If you have read my previous posts, you’ll know that I am a fan of cheap, accessible technology. So far, I have explained why I believe it’s important and where it can lead us, but I haven’t covered the work I have done to push that future. Today, I will show one of the more recent experiments I have done to test low-cost tracking.
A couple of months ago, Oculus released the Oculus Go, a standalone VR device for about $200. It requires no external phone (aside from initial setup and management), so it is one of the cheapest consumer VR products to date. However, low costs can come with limitations: in the Go’s case, we only get head rotation (3DOF) tracking, instead of rotation and positional (6DOF) tracking. Most positional tracking systems can get quite expensive! Depending on your system, position tracking can cost anywhere from several hundred dollars to several thousands, and even more. This makes sense, as we need robust positional tracking to prevent motion sickness while in VR.
But does it always need to be expensive?
Is there a solution out there that uses nothing but a stock webcam and a sheet of paper?
Hint: I would not be writing this article if there wasn’t.

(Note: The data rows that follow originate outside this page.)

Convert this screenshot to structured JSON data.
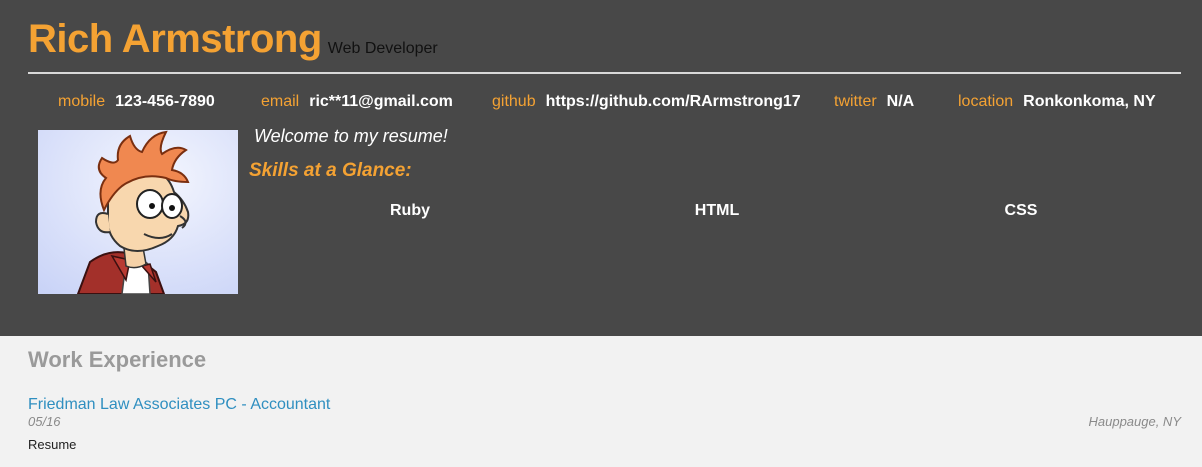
{
  "header": {
    "name": "Rich Armstrong",
    "title": "Web Developer"
  },
  "contacts": [
    {
      "label": "mobile",
      "value": "123-456-7890"
    },
    {
      "label": "email",
      "value": "ric**11@gmail.com"
    },
    {
      "label": "github",
      "value": "https://github.com/RArmstrong17"
    },
    {
      "label": "twitter",
      "value": "N/A"
    },
    {
      "label": "location",
      "value": "Ronkonkoma, NY"
    }
  ],
  "intro": {
    "welcome": "Welcome to my resume!",
    "skills_heading": "Skills at a Glance:",
    "skills": [
      "Ruby",
      "HTML",
      "CSS"
    ]
  },
  "work": {
    "heading": "Work Experience",
    "jobs": [
      {
        "title": "Friedman Law Associates PC - Accountant",
        "date": "05/16",
        "location": "Hauppauge, NY",
        "description": "Resume"
      }
    ]
  },
  "colors": {
    "accent": "#f4a233",
    "header_bg": "#484848",
    "page_bg": "#f2f2f2",
    "link": "#2f8fc0"
  },
  "icons": {
    "avatar": "cartoon-character-portrait"
  }
}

When analyzing the problem in front of us, we decided that most positional tracking systems were overkill. They try to allow for users to move in a relatively large space, using specialized equipment to try to monitor every single millimeter within the space. This is usually the right call, as dead zones in your VR space can quickly kill the experience for the user. However, we imagined a more constrained scenario. Imagine I am sitting at my desk and working in VR there. I do not need to move or look around too much, but having a bit of positional flexibility can allow for a deeper sense of immersion. For example, a user could look around a digital clay model that they are sculpting to gain new perspectives on the model, or two people video conferencing could take advantage of the subtle head movements that would otherwise be lost in a simple 3DOF tracking system.

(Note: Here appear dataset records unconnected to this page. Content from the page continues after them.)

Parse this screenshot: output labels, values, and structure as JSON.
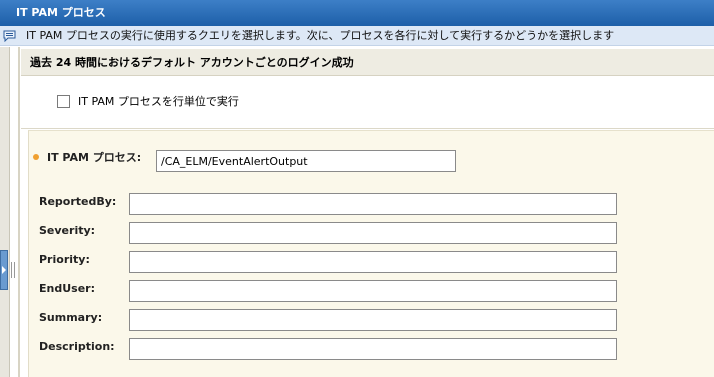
{
  "window": {
    "title": "IT PAM プロセス"
  },
  "info": {
    "text": "IT PAM プロセスの実行に使用するクエリを選択します。次に、プロセスを各行に対して実行するかどうかを選択します",
    "icon": "info-speech-icon"
  },
  "section": {
    "title": "過去 24 時間におけるデフォルト アカウントごとのログイン成功"
  },
  "options": {
    "per_row_label": "IT PAM プロセスを行単位で実行",
    "per_row_checked": false
  },
  "form": {
    "process_label": "IT PAM プロセス:",
    "process_value": "/CA_ELM/EventAlertOutput",
    "fields": [
      {
        "label": "ReportedBy:",
        "value": ""
      },
      {
        "label": "Severity:",
        "value": ""
      },
      {
        "label": "Priority:",
        "value": ""
      },
      {
        "label": "EndUser:",
        "value": ""
      },
      {
        "label": "Summary:",
        "value": ""
      },
      {
        "label": "Description:",
        "value": ""
      }
    ]
  },
  "colors": {
    "titlebar": "#1d5fa8",
    "infobar": "#dde8f6",
    "form_background": "#fbf8ea",
    "required_marker": "#f0a030"
  }
}
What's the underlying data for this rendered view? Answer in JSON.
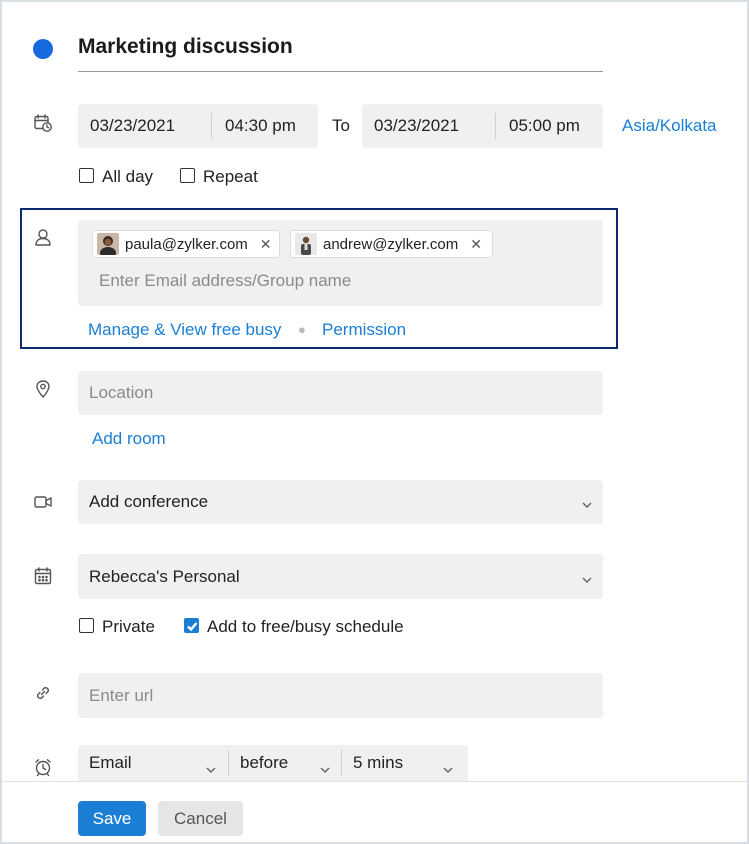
{
  "event": {
    "title": "Marketing discussion",
    "color": "#1769e0"
  },
  "datetime": {
    "start_date": "03/23/2021",
    "start_time": "04:30 pm",
    "to_label": "To",
    "end_date": "03/23/2021",
    "end_time": "05:00 pm",
    "timezone": "Asia/Kolkata"
  },
  "options": {
    "all_day_label": "All day",
    "all_day_checked": false,
    "repeat_label": "Repeat",
    "repeat_checked": false
  },
  "attendees": {
    "chips": [
      {
        "email": "paula@zylker.com"
      },
      {
        "email": "andrew@zylker.com"
      }
    ],
    "placeholder": "Enter Email address/Group name",
    "manage_link": "Manage & View free busy",
    "permission_link": "Permission"
  },
  "location": {
    "placeholder": "Location",
    "add_room_link": "Add room"
  },
  "conference": {
    "value": "Add conference"
  },
  "calendar": {
    "value": "Rebecca's Personal",
    "private_label": "Private",
    "private_checked": false,
    "freebusy_label": "Add to free/busy schedule",
    "freebusy_checked": true
  },
  "url": {
    "placeholder": "Enter url"
  },
  "reminder": {
    "type": "Email",
    "relation": "before",
    "duration": "5 mins"
  },
  "footer": {
    "save_label": "Save",
    "cancel_label": "Cancel"
  },
  "colors": {
    "accent": "#1a7fd4",
    "highlight_border": "#0d2a6e"
  }
}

Our initial experiments tested a tried and true system. If you have spent much time working in AR, you have probably seen tracking codes. They look like this:
There are many established algorithms to track these codes in terms of their position. While they are not very robust for orientation, we are okay with that because the Oculus Go already gives us very high quality rotation tracking. Using OpenCV’s Aruco library, we were able to write a quick program that tracked the code pictured above.
This worked well… under certain conditions. It required there to be a combination of good computer hardware, a quality camera, and proper lighting conditions. The main issue we ran into when any of those conditions were not met was motion blur. The algorithms we used could not detect a moving tracker consistently. Since we rely entirely on this tracking algorithm to get our position, and have no position data otherwise, this meant that every untracked frame would freeze the user’s head position! From a VR user experience perspective, this was completely unacceptable.
We began to discuss potential alternatives. Should we look towards de-blurring algorithms? Turn towards the world of machine learning? Both of those are certainly possibilities, and ones we may pursue later. However, we were trying to get a solution together quickly as a proof of concept. This is where we remembered our specific conditions: we have a single user sitting in a small space with limited head movement. This meant that even AR codes were overkill; we only need to track one thing!
So, what is even easier to track than an AR code? What fundamental shape is incredibly easy for a computer to track (and also very easy to design)? This is what we came up with:
Yes, that is just a black circle. So, how does it work?
We started with OpenCV’s method to find ellipses detailed here. We needed to track ellipses and not just circles, as the angle of the user’s head could deform the printout circle into an ellipse. This, of course, produced many false positives. Elliptical contours exist everywhere! Even blobby shadows that were vaguely circular were being reported as the tracked dot. So, we needed a set of rules to find the right circle:
- The circle and its contents should be as dark as possible. This filtered out many circles that existed in the scene that were other colors. We did experiment with other colors, as black is fairly common, but we discovered that black performed the best in many different lighting conditions.
- The circle must be within a certain size range. A circle that is too small would be too far away for our application (remember the user should be sitting at their desk), and similarly a circle that is too large means the tracker is too close. In both cases, it is probably not the circle that we are looking for.
Applying these constraints, we were able to track the circle’s position quite well! From here, we could use the camera’s intrinsic properties such as field of view and resolution to convert our circle position from screen space to world space, and finally, we used a simple socketing technique to report that position over WiFi to the headset. Once on the headset, we used a low pass filter to smooth out a little bit of the positional jitter, which was particularly noticeable in the z-axis, or the axis pointing out of the screen.
In the end, we got a reasonable demo that excited our friends at Oculus Research when they came to visit. I think there’s a lot of things we could explore in the future, such as the machine learning route for faster and more robust tracking, but I believe that this was a neat enough idea to share with the world. I hope you agree and had fun reading!